Good luck with the inevitable shit storm Flowers

Degustibusnonestdisputandem · 12/06/2015 10:39

wishing you luck too - you can do this! Flowers

sashh · 12/06/2015 13:05

Long term you need to evict him. Short term send him a bill for 50% of the bills and Council Tax, which goes up if there are two people living at the property.

Short term tell the carers that every time they do any personal care / cleaning / shopping they are to have your db with them so he learns (day and night). Tell your not so db if he wants to be a carer this is what he needs to learn how to do.

mojo17 · 12/06/2015 14:11

Are you able set up a meeting with Dorothy and social worker and care team manager to 'hand over' management of your do care.
At that meeting all participants would then see exactly what's expected of them.
Tell them all that you have been doing so far and explain he will be responsible for it all now and all communications to go through him

Would that work by scaring him, alerting social workers about his capabilities or lack of?

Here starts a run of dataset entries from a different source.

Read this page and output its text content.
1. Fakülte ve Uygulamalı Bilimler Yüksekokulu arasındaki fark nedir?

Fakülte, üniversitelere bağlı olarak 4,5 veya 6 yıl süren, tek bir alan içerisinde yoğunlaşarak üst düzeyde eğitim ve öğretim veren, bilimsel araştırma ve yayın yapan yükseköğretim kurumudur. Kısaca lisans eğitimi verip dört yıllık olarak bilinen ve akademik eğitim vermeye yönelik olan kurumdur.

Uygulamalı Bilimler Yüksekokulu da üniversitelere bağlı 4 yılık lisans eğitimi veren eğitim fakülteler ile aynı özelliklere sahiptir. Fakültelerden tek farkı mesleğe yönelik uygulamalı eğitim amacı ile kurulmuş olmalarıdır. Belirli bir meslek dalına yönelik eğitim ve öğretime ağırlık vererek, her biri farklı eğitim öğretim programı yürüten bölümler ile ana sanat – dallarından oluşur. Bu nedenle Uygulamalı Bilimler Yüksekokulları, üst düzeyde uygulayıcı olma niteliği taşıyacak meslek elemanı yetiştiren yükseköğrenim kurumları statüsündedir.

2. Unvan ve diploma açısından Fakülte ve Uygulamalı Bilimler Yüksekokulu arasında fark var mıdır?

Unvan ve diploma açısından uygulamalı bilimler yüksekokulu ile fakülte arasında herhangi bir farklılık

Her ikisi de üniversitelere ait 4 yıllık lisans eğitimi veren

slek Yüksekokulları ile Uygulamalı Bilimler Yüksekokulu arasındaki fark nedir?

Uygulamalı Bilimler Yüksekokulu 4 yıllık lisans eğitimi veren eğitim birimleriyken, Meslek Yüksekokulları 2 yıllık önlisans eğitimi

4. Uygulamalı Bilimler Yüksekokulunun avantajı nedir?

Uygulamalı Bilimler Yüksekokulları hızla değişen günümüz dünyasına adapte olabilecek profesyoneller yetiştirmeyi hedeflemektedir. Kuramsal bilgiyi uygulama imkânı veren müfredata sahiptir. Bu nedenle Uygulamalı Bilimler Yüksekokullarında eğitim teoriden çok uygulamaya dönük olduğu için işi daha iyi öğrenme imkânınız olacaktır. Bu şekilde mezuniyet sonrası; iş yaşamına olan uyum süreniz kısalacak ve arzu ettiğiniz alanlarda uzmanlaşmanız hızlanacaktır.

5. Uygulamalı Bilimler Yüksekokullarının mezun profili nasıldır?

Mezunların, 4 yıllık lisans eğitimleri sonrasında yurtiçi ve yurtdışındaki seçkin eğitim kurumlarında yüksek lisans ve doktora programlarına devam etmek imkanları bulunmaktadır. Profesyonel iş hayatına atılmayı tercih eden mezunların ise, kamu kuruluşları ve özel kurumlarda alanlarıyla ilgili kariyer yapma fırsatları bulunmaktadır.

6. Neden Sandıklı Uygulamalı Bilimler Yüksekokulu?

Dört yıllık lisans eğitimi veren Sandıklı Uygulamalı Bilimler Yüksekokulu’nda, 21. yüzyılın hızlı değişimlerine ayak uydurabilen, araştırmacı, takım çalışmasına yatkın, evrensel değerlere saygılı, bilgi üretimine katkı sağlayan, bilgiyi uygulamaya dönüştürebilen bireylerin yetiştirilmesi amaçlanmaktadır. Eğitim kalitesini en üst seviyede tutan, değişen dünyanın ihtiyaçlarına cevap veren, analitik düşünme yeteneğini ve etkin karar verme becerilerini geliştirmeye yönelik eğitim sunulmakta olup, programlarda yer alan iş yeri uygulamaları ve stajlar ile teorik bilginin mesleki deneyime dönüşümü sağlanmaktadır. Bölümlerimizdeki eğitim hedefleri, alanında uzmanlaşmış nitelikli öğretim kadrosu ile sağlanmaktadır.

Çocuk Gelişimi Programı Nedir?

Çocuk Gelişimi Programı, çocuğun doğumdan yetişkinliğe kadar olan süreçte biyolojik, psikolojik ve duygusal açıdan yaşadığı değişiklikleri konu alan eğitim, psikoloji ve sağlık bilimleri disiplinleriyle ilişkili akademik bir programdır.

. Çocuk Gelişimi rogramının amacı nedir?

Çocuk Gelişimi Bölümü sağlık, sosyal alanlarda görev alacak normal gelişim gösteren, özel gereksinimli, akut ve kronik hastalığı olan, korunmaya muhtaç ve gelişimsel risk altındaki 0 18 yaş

AcrossthePond55 · 12/06/2015 16:16

Have you heard from your brother OP? Wishing you lots of luck in dealing with this.

fedupcarer · 12/06/2015 19:07

Not heard anything from him. I could send all the 50% of bills I likes to him he would just ignore them. There is no way on god's earth I would hand over any care to him. My dad would be in a nursing home before the week was out. I know social workers are well intentioned but I found that despite actually only having met my dad for minutes, both the one dad had only had one tool their kit and that was getting dad in a home as fast as possible. There is a long story about why a home is not the beys place for him yet but that is a whole other thread! So basically db being involved with the ss means dad's best interests will be behind their own agendas.